The lingering Jewish political schism

The lingering Jewish political schism

Two weeks ago, NJJN ran a story about politics in the synagogue. Here’s a line from the piece to summarize: “In interviews with several members of the Greater MetroWest Jewish community it became clear that in today’s polarized political climate, congregants can be left scrambling to hold onto their respective spiritual homes when ideological and religious views fall out of alignment.”

Polarization of the community is nothing new. There always seems to be something to cause a schism. One of the most famous examples was the endless back and forth between the sages Hillel and Shammai two millennia ago; the Talmud records 316 issues they debated. They seemed to disagree on almost everything, with Shammai usually taking the stricter position and rarely winning the arguments.

It is not unusual for people to try to distinguish themselves in order to make themselves seem superior to others, Jews included. After all, we are the “chosen people.”  These self-defined divisions can have many manifestations, Orthodox vs. liberal denominations; those more concerned with “social justice” than ritual or tradition; or even early German-Jewish immigrants who looked down on the later arriving Eastern Europeans.

Despite other divisions, at least since the days of the New Deal, the vast majority of American Jews are Democrats, and Jews have played significant roles in American socialist movements. And while there are notable conservative exceptions, it would be fair to say that American Jews lean center to left of center.

In September, the Pew Research Center reported that 74 percent of Jewish voters identify as Democrats or lean toward the Democratic Party, compared with 24 percent who identify as Republicans or lean toward the Republican Party.

I grew up as a Democrat, served as the first president of the Bronx Young Democrats  (YD), attended statewide YD conventions, and worked on a number of political campaigns. The only acknowledged Republican I knew growing up was a fellow from my high school history class. He happened to be Jewish and the godson of moderate Republican Nelson D. Rockefeller, vice president under Gerald Ford and former governor of New York.

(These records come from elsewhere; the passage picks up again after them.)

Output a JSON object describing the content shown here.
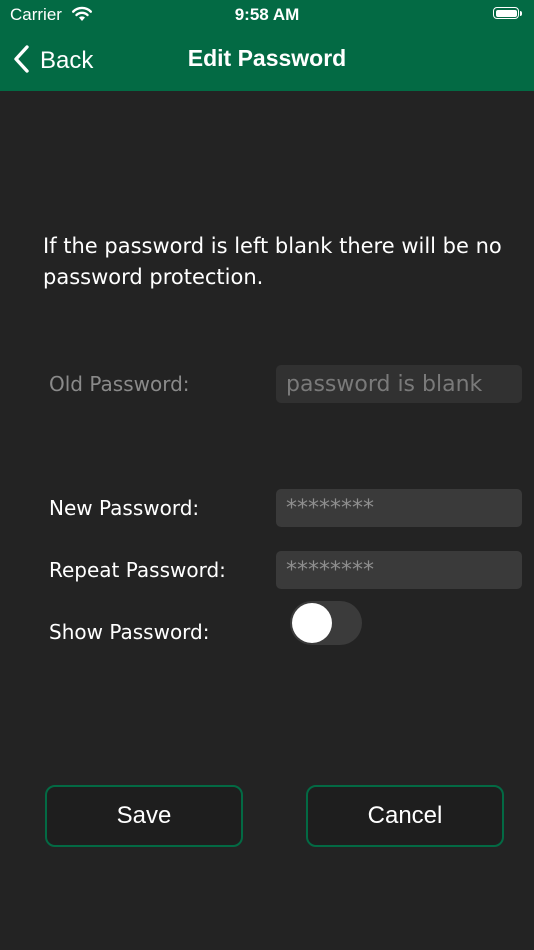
{
  "status_bar": {
    "carrier": "Carrier",
    "time": "9:58 AM"
  },
  "nav": {
    "back_label": "Back",
    "title": "Edit Password"
  },
  "info": {
    "text": "If the password is left blank there will be no password protection."
  },
  "form": {
    "old_password": {
      "label": "Old Password:",
      "placeholder": "password is blank"
    },
    "new_password": {
      "label": "New Password:",
      "placeholder": "********"
    },
    "repeat_password": {
      "label": "Repeat Password:",
      "placeholder": "********"
    },
    "show_password": {
      "label": "Show Password:",
      "on": false
    }
  },
  "actions": {
    "save_label": "Save",
    "cancel_label": "Cancel"
  },
  "colors": {
    "header": "#036a44",
    "background": "#232323",
    "button_border": "#036a44"
  }
}
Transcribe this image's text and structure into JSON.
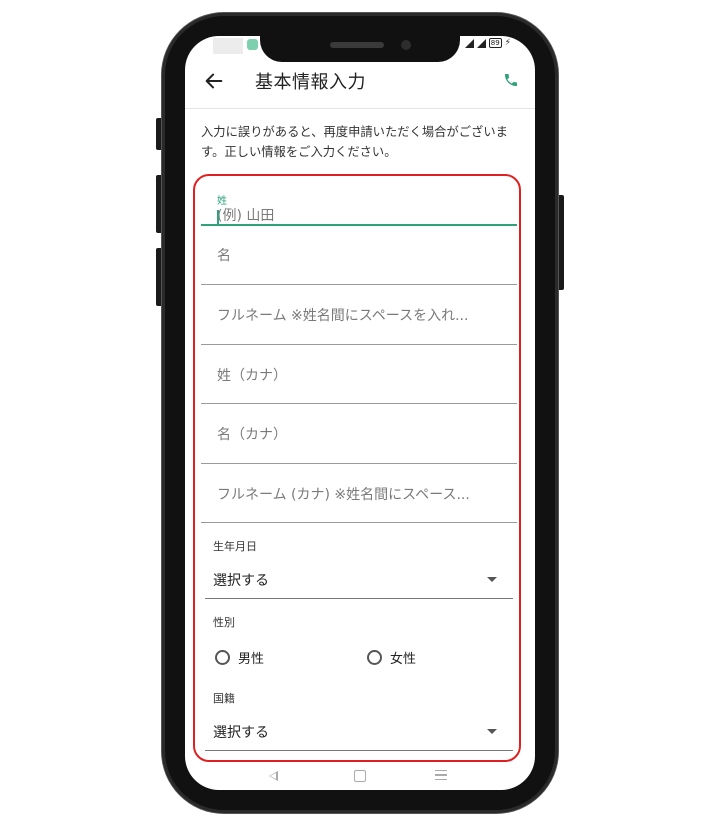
{
  "header": {
    "title": "基本情報入力"
  },
  "status": {
    "battery": "89"
  },
  "notice": "入力に誤りがあると、再度申請いただく場合がございます。正しい情報をご入力ください。",
  "form": {
    "last_name": {
      "label": "姓",
      "placeholder": "(例) 山田"
    },
    "first_name": {
      "placeholder": "名"
    },
    "full_name": {
      "placeholder": "フルネーム ※姓名間にスペースを入れ..."
    },
    "last_name_kana": {
      "placeholder": "姓（カナ）"
    },
    "first_name_kana": {
      "placeholder": "名（カナ）"
    },
    "full_name_kana": {
      "placeholder": "フルネーム (カナ) ※姓名間にスペース..."
    },
    "birthdate": {
      "label": "生年月日",
      "value": "選択する"
    },
    "gender": {
      "label": "性別",
      "options": [
        "男性",
        "女性"
      ]
    },
    "nationality": {
      "label": "国籍",
      "value": "選択する"
    }
  },
  "colors": {
    "accent": "#2ea37a",
    "highlight_border": "#e02020"
  },
  "icons": [
    "back-arrow-icon",
    "phone-icon",
    "dropdown-icon",
    "nav-back-icon",
    "nav-home-icon",
    "nav-menu-icon"
  ]
}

As I grew older and became more schooled in economics, I became more conservative, just as the Democratic party was moving further to the left. Eventually, I aligned my voter registration with my ideological position. I was joined by others who would assert, “I didn’t leave the party, the party left me.”

My sister and brother-in-law chide me for my political stance, saying that my father is turning in his grave. Maybe. My father was active in the Democratic Party and I followed his footsteps. However, he was a conservative Democrat, a rara avis these days. In my youth, I was more liberal than he and, on occasion, I would call him a Nazi. If he were alive today he would have difficulty with the policies that reflect the positions of Democratic Senators Bernie Sanders and Elizabeth Warren, compared to those of JFK and former Senators William Stuart Symington, Jr., Joe Lieberman, and Edward William Proxmire.  Apparently, so do voters in states that went for Obama in 2012 and Trump in 2016.

Epithets and ad hominem attacks abound today, and it seems that so-called progressives are the worst offenders. The foulest I have ever heard a Democrat be called was a socialist, Commie, or perhaps a tree-hugger. However, to be a Republican is to be labeled a Nazi, a fascist, an anti-Semite, an Islamophobe, a homophobe, a racist, a sexist, and anti-immigrant, to name a few. No one wants to engage on the facts when a few unfounded epithets will do.

There was a time for civil disagreement. I joined the Community Relations Committee (CRC) decades ago with the goal of demonstrating that there were members of our tribe who thought differently than the plurality of American Jews — that we didn’t have horns, but deeply held, rational beliefs. 

But as the NJJN article points out, the last election was a sea change. Congregations and pulpits have been politicized. Political conversations within families are difficult. Mine is no different.

Nowadays, it is difficult to have a civil dialogue. When we attend social or family events, I am warned not to discuss politics, ostensibly because, on occasion, I get too passionate. But what am I to do when someone asks my opinion?  

What is happening within the Jewish community is a reflection of American society at large. The difference is that while Americans may be split down the middle, the division of American Jews is a bit more lopsided.

Studies show that the number of Jews in America is decreasing. We preach that we are a tolerant people. Can we afford to expel Jews whom the majority might consider political apostates, and thus lose some of our best thinkers, as Dutch Jews did with Baruch Spinoza, who was ostracized because of his controversial ideas?

Last week, a Jewish cemetery in St. Louis was desecrated, and a Philadelphia cemetery was vandalized over the weekend. Bomb threats against Jewish institutions are become increasingly common, including 29 across the country on Monday. Jewish students on “liberal” college campuses are being targeted by both students and faculty, with Israel being the stalking horse. There are frequent stories about increasing anti-Semitism on both the right and left of the political spectrum.

When it comes down to it, we have more important matters to address rather than targeting our own for non-conformist political beliefs.